By E. M. Levy
As someone who was an early adopter of meditation, organic food, and yoga postures I didn’t know it was possible for a human being to do, I have an enduring interest in this field of writing and publishing. I use the word marketplace somewhat ironically, since the intention behind New Age spirituality seems so far from the impulse to sell anything, let alone oneself or one’s book. To avoid mistakes and set the right tone in this market, direct experience really matters.
For ten years, I was editor and then managing editor of a monthly magazine focused on esoteric spiritual traditions, both Eastern and Western. Around our small conference table, my colleagues and I would discuss the theme of each month’s issue—The Self, Beauty, The Realm of the Heart, Rumi, Good Company, Speaking the Truth, Selfless Service, and dozens of other great themes of spirituality. We grounded ourselves in all the nuances of these topics.
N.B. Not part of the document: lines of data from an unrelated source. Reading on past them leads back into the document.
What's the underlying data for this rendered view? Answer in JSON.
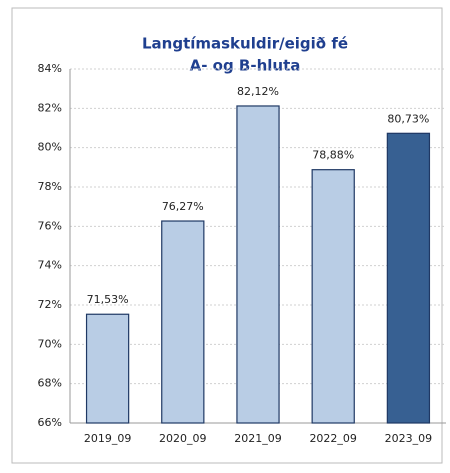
{
  "chart_data": {
    "type": "bar",
    "title": "Langtímaskuldir/eigið fé",
    "subtitle": "A- og B-hluta",
    "categories": [
      "2019_09",
      "2020_09",
      "2021_09",
      "2022_09",
      "2023_09"
    ],
    "values": [
      71.53,
      76.27,
      82.12,
      78.88,
      80.73
    ],
    "value_labels": [
      "71,53%",
      "76,27%",
      "82,12%",
      "78,88%",
      "80,73%"
    ],
    "colors": [
      "#b9cde5",
      "#b9cde5",
      "#b9cde5",
      "#b9cde5",
      "#376092"
    ],
    "ylim": [
      66,
      84
    ],
    "yticks": [
      {
        "value": 66,
        "label": "66%"
      },
      {
        "value": 68,
        "label": "68%"
      },
      {
        "value": 70,
        "label": "70%"
      },
      {
        "value": 72,
        "label": "72%"
      },
      {
        "value": 74,
        "label": "74%"
      },
      {
        "value": 76,
        "label": "76%"
      },
      {
        "value": 78,
        "label": "78%"
      },
      {
        "value": 80,
        "label": "80%"
      },
      {
        "value": 82,
        "label": "82%"
      },
      {
        "value": 84,
        "label": "84%"
      }
    ],
    "grid": true
  }
}
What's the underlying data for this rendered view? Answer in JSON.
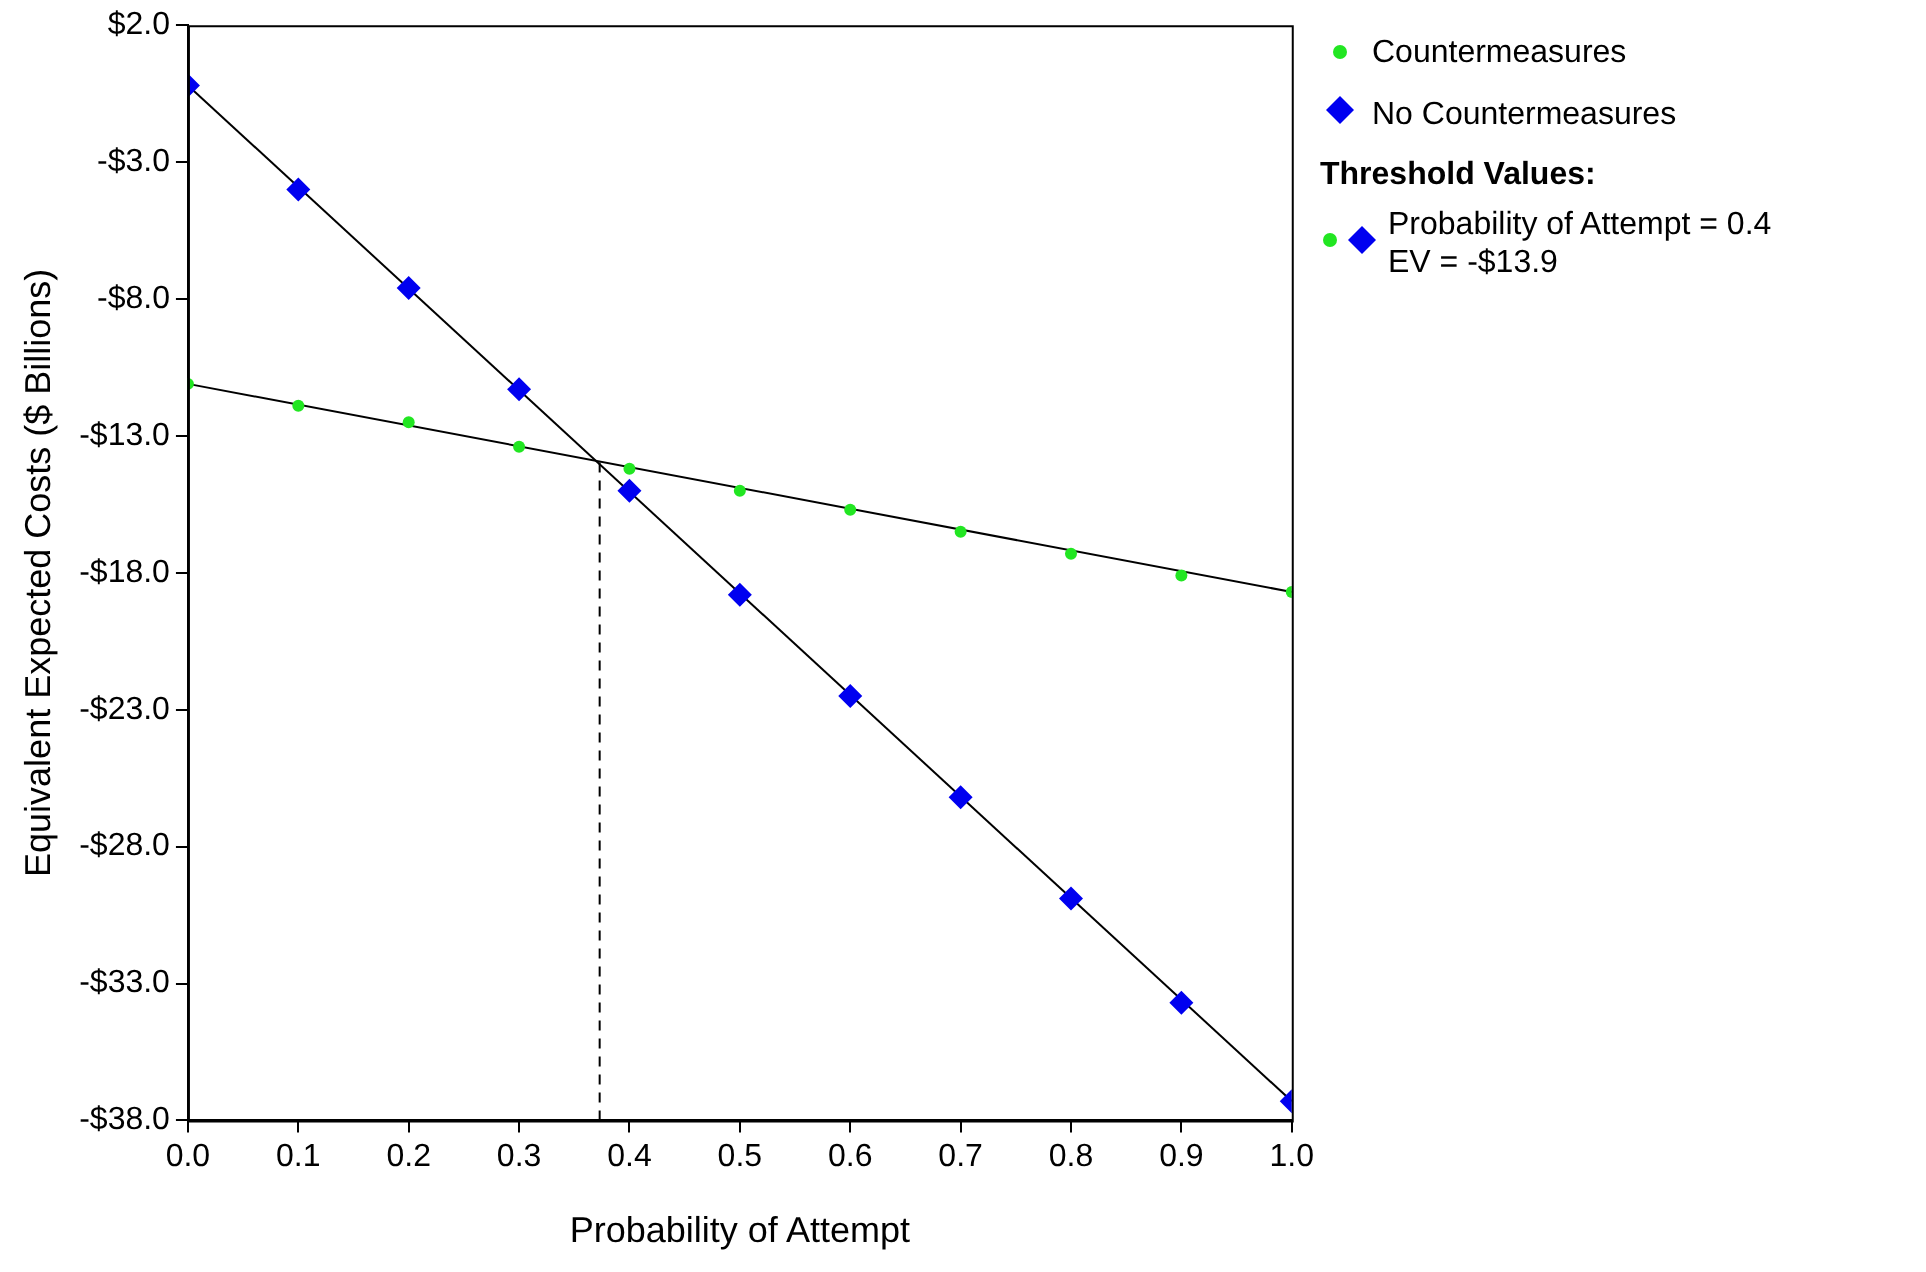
{
  "chart_data": {
    "type": "scatter",
    "xlabel": "Probability of Attempt",
    "ylabel": "Equivalent Expected Costs ($ Billions)",
    "x": [
      0,
      0.1,
      0.2,
      0.3,
      0.4,
      0.5,
      0.6,
      0.7,
      0.8,
      0.9,
      1.0
    ],
    "series": [
      {
        "name": "Countermeasures",
        "color": "#22e622",
        "marker": "circle",
        "values": [
          -11.1,
          -11.9,
          -12.5,
          -13.4,
          -14.2,
          -15.0,
          -15.7,
          -16.5,
          -17.3,
          -18.1,
          -18.7
        ]
      },
      {
        "name": "No Countermeasures",
        "color": "#0000f0",
        "marker": "diamond",
        "values": [
          -0.2,
          -4.0,
          -7.6,
          -11.3,
          -15.0,
          -18.8,
          -22.5,
          -26.2,
          -29.9,
          -33.7,
          -37.3
        ]
      },
      {
        "type": "line",
        "color": "#000000",
        "marker": "none",
        "x": [
          0,
          1.0
        ],
        "values": [
          -11.1,
          -18.7
        ]
      },
      {
        "type": "line",
        "color": "#000000",
        "marker": "none",
        "x": [
          0,
          1.0
        ],
        "values": [
          -0.2,
          -37.3
        ]
      },
      {
        "type": "line",
        "color": "#000000",
        "marker": "none",
        "line_style": "dashed",
        "x": [
          0.373,
          0.373
        ],
        "values": [
          -38.0,
          -13.9
        ]
      }
    ],
    "xlim": [
      0,
      1.0
    ],
    "xticks": [
      {
        "value": 0,
        "label": "0.0"
      },
      {
        "value": 0.1,
        "label": "0.1"
      },
      {
        "value": 0.2,
        "label": "0.2"
      },
      {
        "value": 0.3,
        "label": "0.3"
      },
      {
        "value": 0.4,
        "label": "0.4"
      },
      {
        "value": 0.5,
        "label": "0.5"
      },
      {
        "value": 0.6,
        "label": "0.6"
      },
      {
        "value": 0.7,
        "label": "0.7"
      },
      {
        "value": 0.8,
        "label": "0.8"
      },
      {
        "value": 0.9,
        "label": "0.9"
      },
      {
        "value": 1.0,
        "label": "1.0"
      }
    ],
    "ylim": [
      -38.0,
      2.0
    ],
    "yticks": [
      {
        "value": -38,
        "label": "-$38.0"
      },
      {
        "value": -33,
        "label": "-$33.0"
      },
      {
        "value": -28,
        "label": "-$28.0"
      },
      {
        "value": -23,
        "label": "-$23.0"
      },
      {
        "value": -18,
        "label": "-$18.0"
      },
      {
        "value": -13,
        "label": "-$13.0"
      },
      {
        "value": -8,
        "label": "-$8.0"
      },
      {
        "value": -3,
        "label": "-$3.0"
      },
      {
        "value": 2,
        "label": "$2.0"
      }
    ],
    "grid": false,
    "legend": "right",
    "annotations": [
      "Threshold Values:",
      "Probability of Attempt = 0.4",
      "EV = -$13.9"
    ]
  }
}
That experience has served me well as an editor in this field, whether I’m editing a book about dreams or one on how to use the principles of Zen in project management. My own personal practice also helped me avoid some of the pitfalls of writing in this genre. For example, while it’s obvious that we create our own universe, a favorite New Age tenet, it’s also obvious that we don’t! How you handle a paradox like this is important, and affects the credibility of a work. There are other challenges. How do you write about secularized teachings and practices, once rooted firmly in religious traditions, in a way that preserves their vitality? When mindfulness becomes another a tool to increase productivity, what, if anything, is lost?
I welcome the penetration of New Age ideas and spirituality into the larger culture. As an editor who is familiar with the fields from which these teaching emerged, I’m deeply interested in how to present them with what the Buddhists call “skillful means.”